Nella prima metà del 2026, le spese di lobbying di Kalshi hanno raggiunto 990.000 dollari, quasi raddoppiando il totale del 2025, mentre compete contro l'American Gaming Association, che ha anch'essa aumentato il proprio lobbying a 1,39 milioni di dollari quest'anno.
L'aumento della spesa riflette una battaglia controversa sulla regolamentazione dei mercati di previsione, in particolare dopo le preoccupazioni riguardanti il trading insider legato a recenti operazioni prima delle azioni militari statunitensi.

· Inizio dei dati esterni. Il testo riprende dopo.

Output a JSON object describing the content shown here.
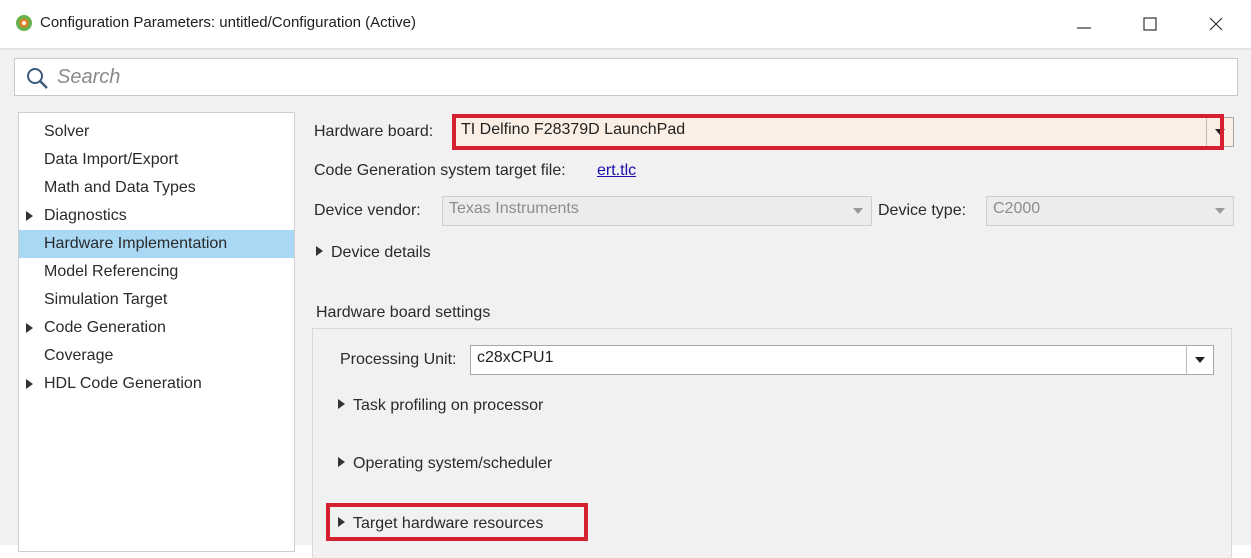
{
  "window": {
    "title": "Configuration Parameters: untitled/Configuration (Active)",
    "app_icon": "matlab-gear-icon",
    "controls": [
      "minimize-icon",
      "maximize-icon",
      "close-icon"
    ]
  },
  "search": {
    "placeholder": "Search",
    "icon": "search-icon"
  },
  "sidebar": {
    "items": [
      {
        "label": "Solver",
        "expandable": false,
        "selected": false
      },
      {
        "label": "Data Import/Export",
        "expandable": false,
        "selected": false
      },
      {
        "label": "Math and Data Types",
        "expandable": false,
        "selected": false
      },
      {
        "label": "Diagnostics",
        "expandable": true,
        "selected": false
      },
      {
        "label": "Hardware Implementation",
        "expandable": false,
        "selected": true
      },
      {
        "label": "Model Referencing",
        "expandable": false,
        "selected": false
      },
      {
        "label": "Simulation Target",
        "expandable": false,
        "selected": false
      },
      {
        "label": "Code Generation",
        "expandable": true,
        "selected": false
      },
      {
        "label": "Coverage",
        "expandable": false,
        "selected": false
      },
      {
        "label": "HDL Code Generation",
        "expandable": true,
        "selected": false
      }
    ]
  },
  "main": {
    "hardware_board": {
      "label": "Hardware board:",
      "value": "TI Delfino F28379D LaunchPad"
    },
    "target_file": {
      "label": "Code Generation system target file:",
      "link": "ert.tlc"
    },
    "device_vendor": {
      "label": "Device vendor:",
      "value": "Texas Instruments"
    },
    "device_type": {
      "label": "Device type:",
      "value": "C2000"
    },
    "device_details": "Device details",
    "board_settings": {
      "title": "Hardware board settings",
      "processing_unit": {
        "label": "Processing Unit:",
        "value": "c28xCPU1"
      },
      "sections": [
        "Task profiling on processor",
        "Operating system/scheduler",
        "Target hardware resources"
      ]
    }
  },
  "colors": {
    "highlight_border": "#d5202f",
    "selected_item": "#a9d8f5",
    "link": "#1a0dab",
    "panel_bg": "#f1f1f1",
    "hardware_board_bg": "#fbeee4"
  }
}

Sia Kalshi che Polymarket sono sotto esame da parte dei legislatori, con un focus su se le loro offerte somiglino al gioco d'azzardo tradizionale o debbano essere classificate come prodotti finanziari.
Nonostante il difficile panorama politico, gli analisti suggeriscono che la mancanza di azione legislativa potrebbe in realtà avvantaggiare queste aziende, consentendo loro di operare senza nuove restrizioni.
L'approccio proattivo di Kalshi include l'assunzione di ex funzionari governativi e il coinvolgimento in discussioni pubbliche, mentre Polymarket affronta sfide a causa della sua ricezione meno favorevole durante le audizioni congressuali. L'esito di questa battaglia di lobbying potrebbe avere un impatto significativo sul futuro dei mercati di previsione e sul loro ambiente normativo.